Kiuas - Lustdriven
1. Kiuassault2. Cry Little Angle
3. Of Love, Lust And Human Nature
4. Aftermath
5. Lights Are Many
6. The Visionary
7. Heart And Will
8. The Quickening
9. Summer's End
10. Winter's Sting
Das neue Kiuas Album ist da - endlich! Nach 10jähriger Bandgeschichte präsentieren uns die Herren aus Helsinki / Finnland einen Kracher des Power- und Bombastmetal.

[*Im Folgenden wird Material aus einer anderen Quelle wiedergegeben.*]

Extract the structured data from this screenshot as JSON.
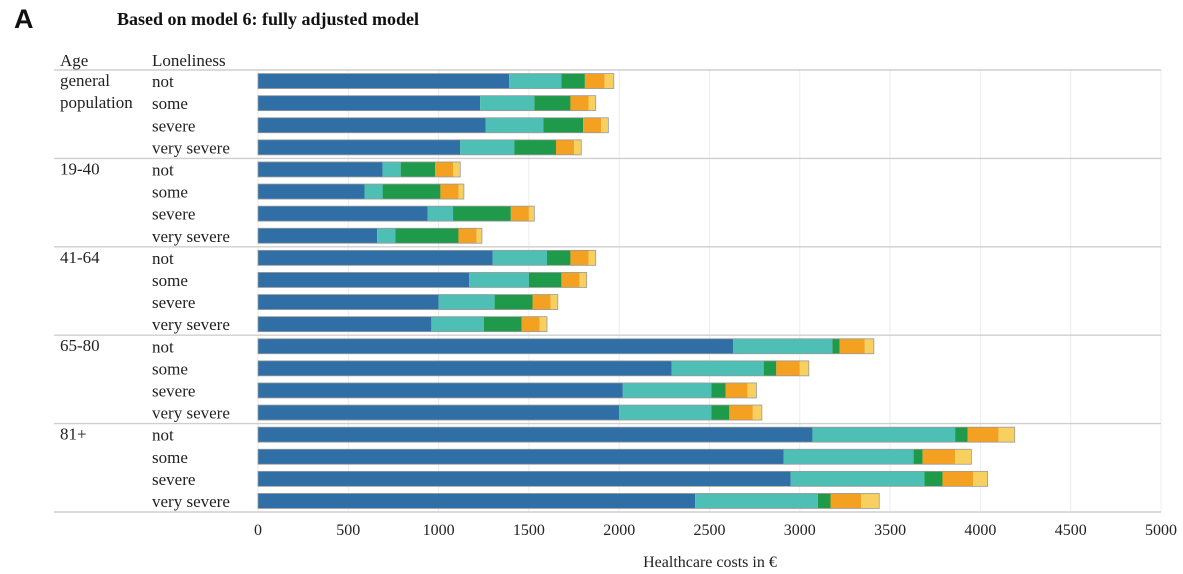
{
  "panel_label": "A",
  "chart_data": {
    "type": "bar",
    "orientation": "horizontal",
    "stacked": true,
    "title": "Based on model 6: fully adjusted model",
    "column_headers": {
      "group": "Age",
      "category": "Loneliness"
    },
    "xlabel": "Healthcare costs in €",
    "xlim": [
      0,
      5000
    ],
    "x_ticks": [
      0,
      500,
      1000,
      1500,
      2000,
      2500,
      3000,
      3500,
      4000,
      4500,
      5000
    ],
    "grid": "vertical",
    "segment_colors": [
      "#2f6fa5",
      "#4dbfb4",
      "#1f9a4a",
      "#f4a020",
      "#f8d060"
    ],
    "groups": [
      {
        "label": "general population",
        "label_lines": [
          "general",
          "population"
        ],
        "rows": [
          {
            "label": "not",
            "values": [
              1390,
              290,
              130,
              110,
              50
            ]
          },
          {
            "label": "some",
            "values": [
              1230,
              300,
              200,
              100,
              40
            ]
          },
          {
            "label": "severe",
            "values": [
              1260,
              320,
              220,
              100,
              40
            ]
          },
          {
            "label": "very severe",
            "values": [
              1120,
              300,
              230,
              100,
              40
            ]
          }
        ]
      },
      {
        "label": "19-40",
        "label_lines": [
          "19-40"
        ],
        "rows": [
          {
            "label": "not",
            "values": [
              690,
              100,
              190,
              100,
              40
            ]
          },
          {
            "label": "some",
            "values": [
              590,
              100,
              320,
              100,
              30
            ]
          },
          {
            "label": "severe",
            "values": [
              940,
              140,
              320,
              100,
              30
            ]
          },
          {
            "label": "very severe",
            "values": [
              660,
              100,
              350,
              100,
              30
            ]
          }
        ]
      },
      {
        "label": "41-64",
        "label_lines": [
          "41-64"
        ],
        "rows": [
          {
            "label": "not",
            "values": [
              1300,
              300,
              130,
              100,
              40
            ]
          },
          {
            "label": "some",
            "values": [
              1170,
              330,
              180,
              100,
              40
            ]
          },
          {
            "label": "severe",
            "values": [
              1000,
              310,
              210,
              100,
              40
            ]
          },
          {
            "label": "very severe",
            "values": [
              960,
              290,
              210,
              100,
              40
            ]
          }
        ]
      },
      {
        "label": "65-80",
        "label_lines": [
          "65-80"
        ],
        "rows": [
          {
            "label": "not",
            "values": [
              2630,
              550,
              40,
              140,
              50
            ]
          },
          {
            "label": "some",
            "values": [
              2290,
              510,
              70,
              130,
              50
            ]
          },
          {
            "label": "severe",
            "values": [
              2020,
              490,
              80,
              120,
              50
            ]
          },
          {
            "label": "very severe",
            "values": [
              2000,
              510,
              100,
              130,
              50
            ]
          }
        ]
      },
      {
        "label": "81+",
        "label_lines": [
          "81+"
        ],
        "rows": [
          {
            "label": "not",
            "values": [
              3070,
              790,
              70,
              170,
              90
            ]
          },
          {
            "label": "some",
            "values": [
              2910,
              720,
              50,
              180,
              90
            ]
          },
          {
            "label": "severe",
            "values": [
              2950,
              740,
              100,
              170,
              80
            ]
          },
          {
            "label": "very severe",
            "values": [
              2420,
              680,
              70,
              170,
              100
            ]
          }
        ]
      }
    ]
  }
}
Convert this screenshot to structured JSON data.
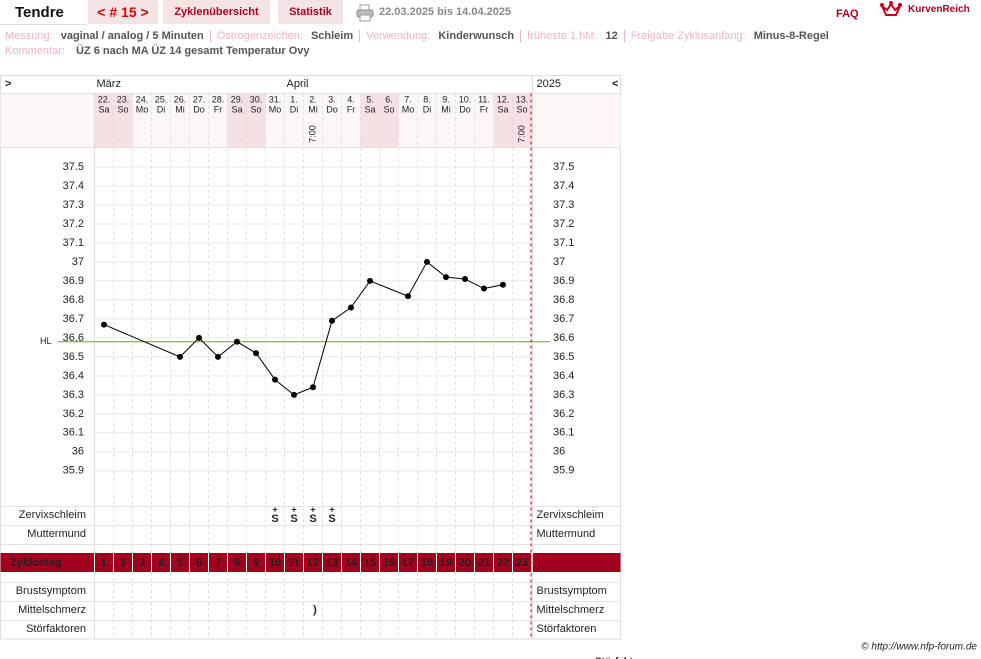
{
  "header": {
    "name": "Tendre",
    "cycle": "< # 15 >",
    "tabs": [
      "Zyklenübersicht",
      "Statistik"
    ],
    "period": "22.03.2025 bis 14.04.2025",
    "faq": "FAQ",
    "logo": "KurvenReich"
  },
  "info": {
    "fields": [
      {
        "label": "Messung:",
        "value": "vaginal / analog / 5 Minuten"
      },
      {
        "label": "Östrogenzeichen:",
        "value": "Schleim"
      },
      {
        "label": "Verwendung:",
        "value": "Kinderwunsch"
      },
      {
        "label": "früheste 1.hM:",
        "value": "12"
      },
      {
        "label": "Freigabe Zyklusanfang:",
        "value": "Minus-8-Regel"
      }
    ],
    "comment": {
      "label": "Kommentar:",
      "value": "ÜZ 6 nach MA ÜZ 14 gesamt Temperatur Ovy"
    }
  },
  "navigation": {
    "left": ">",
    "right": "<"
  },
  "chart_data": {
    "type": "line",
    "year": "2025",
    "month_labels": [
      "März",
      null,
      null,
      null,
      null,
      null,
      null,
      null,
      null,
      null,
      "April",
      null,
      null,
      null,
      null,
      null,
      null,
      null,
      null,
      null,
      null,
      null,
      null
    ],
    "categories": [
      "22.",
      "23.",
      "24.",
      "25.",
      "26.",
      "27.",
      "28.",
      "29.",
      "30.",
      "31.",
      "1.",
      "2.",
      "3.",
      "4.",
      "5.",
      "6.",
      "7.",
      "8.",
      "9.",
      "10.",
      "11.",
      "12.",
      "13."
    ],
    "weekdays": [
      "Sa",
      "So",
      "Mo",
      "Di",
      "Mi",
      "Do",
      "Fr",
      "Sa",
      "So",
      "Mo",
      "Di",
      "Mi",
      "Do",
      "Fr",
      "Sa",
      "So",
      "Mo",
      "Di",
      "Mi",
      "Do",
      "Fr",
      "Sa",
      "So"
    ],
    "weekend": [
      true,
      true,
      false,
      false,
      false,
      false,
      false,
      true,
      true,
      false,
      false,
      false,
      false,
      false,
      true,
      true,
      false,
      false,
      false,
      false,
      false,
      true,
      true
    ],
    "times": [
      null,
      null,
      null,
      null,
      null,
      null,
      null,
      null,
      null,
      null,
      null,
      "7:00",
      null,
      null,
      null,
      null,
      null,
      null,
      null,
      null,
      null,
      null,
      "7:00"
    ],
    "values": [
      36.67,
      null,
      null,
      null,
      36.5,
      36.6,
      36.5,
      36.58,
      36.52,
      36.38,
      36.3,
      36.34,
      36.69,
      36.76,
      36.9,
      null,
      36.82,
      37,
      36.92,
      36.91,
      36.86,
      36.88,
      null
    ],
    "color": "#000000",
    "ylim": [
      35.72,
      37.6
    ],
    "yticks": [
      35.9,
      36,
      36.1,
      36.2,
      36.3,
      36.4,
      36.5,
      36.6,
      36.7,
      36.8,
      36.9,
      37,
      37.1,
      37.2,
      37.3,
      37.4,
      37.5
    ],
    "grid": true,
    "coverline": {
      "label": "HL",
      "value": 36.58,
      "color": "#6b9b3a"
    },
    "rows": {
      "zervix": {
        "label": "Zervixschleim",
        "color": "#e07800",
        "marks": [
          null,
          null,
          null,
          null,
          null,
          null,
          null,
          null,
          null,
          {
            "sign": "+",
            "letter": "S"
          },
          {
            "sign": "+",
            "letter": "S"
          },
          {
            "sign": "+",
            "letter": "S"
          },
          {
            "sign": "+",
            "letter": "S"
          },
          null,
          null,
          null,
          null,
          null,
          null,
          null,
          null,
          null,
          null
        ]
      },
      "muttermund": {
        "label": "Muttermund",
        "color": "#4a62c0"
      },
      "zyklustag": {
        "label": "Zyklustag",
        "days": [
          1,
          2,
          3,
          4,
          5,
          6,
          7,
          8,
          9,
          10,
          11,
          12,
          13,
          14,
          15,
          16,
          17,
          18,
          19,
          20,
          21,
          22,
          23
        ]
      },
      "brust": {
        "label": "Brustsymptom"
      },
      "mittel": {
        "label": "Mittelschmerz",
        "marks": [
          null,
          null,
          null,
          null,
          null,
          null,
          null,
          null,
          null,
          null,
          null,
          ")",
          null,
          null,
          null,
          null,
          null,
          null,
          null,
          null,
          null,
          null,
          null
        ]
      },
      "stoer": {
        "label": "Störfaktoren"
      }
    }
  },
  "footer": {
    "copyright": "© http://www.nfp-forum.de",
    "cut_label": "Störfaktoren"
  }
}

Da der Vorgänger The New Dark Age zu meinem Lieblingscds gehört(e), musste ich beim ersten Umlauf des Neulings erst einmal gehörig schlucken. Die Band hat sich entwickelt - mehr Power, mehr Symphonic und mehr Bombast, weniger Thrash und Death, dafür aber Einflüsse mexikanischer, spanischer und griechischer Folklore.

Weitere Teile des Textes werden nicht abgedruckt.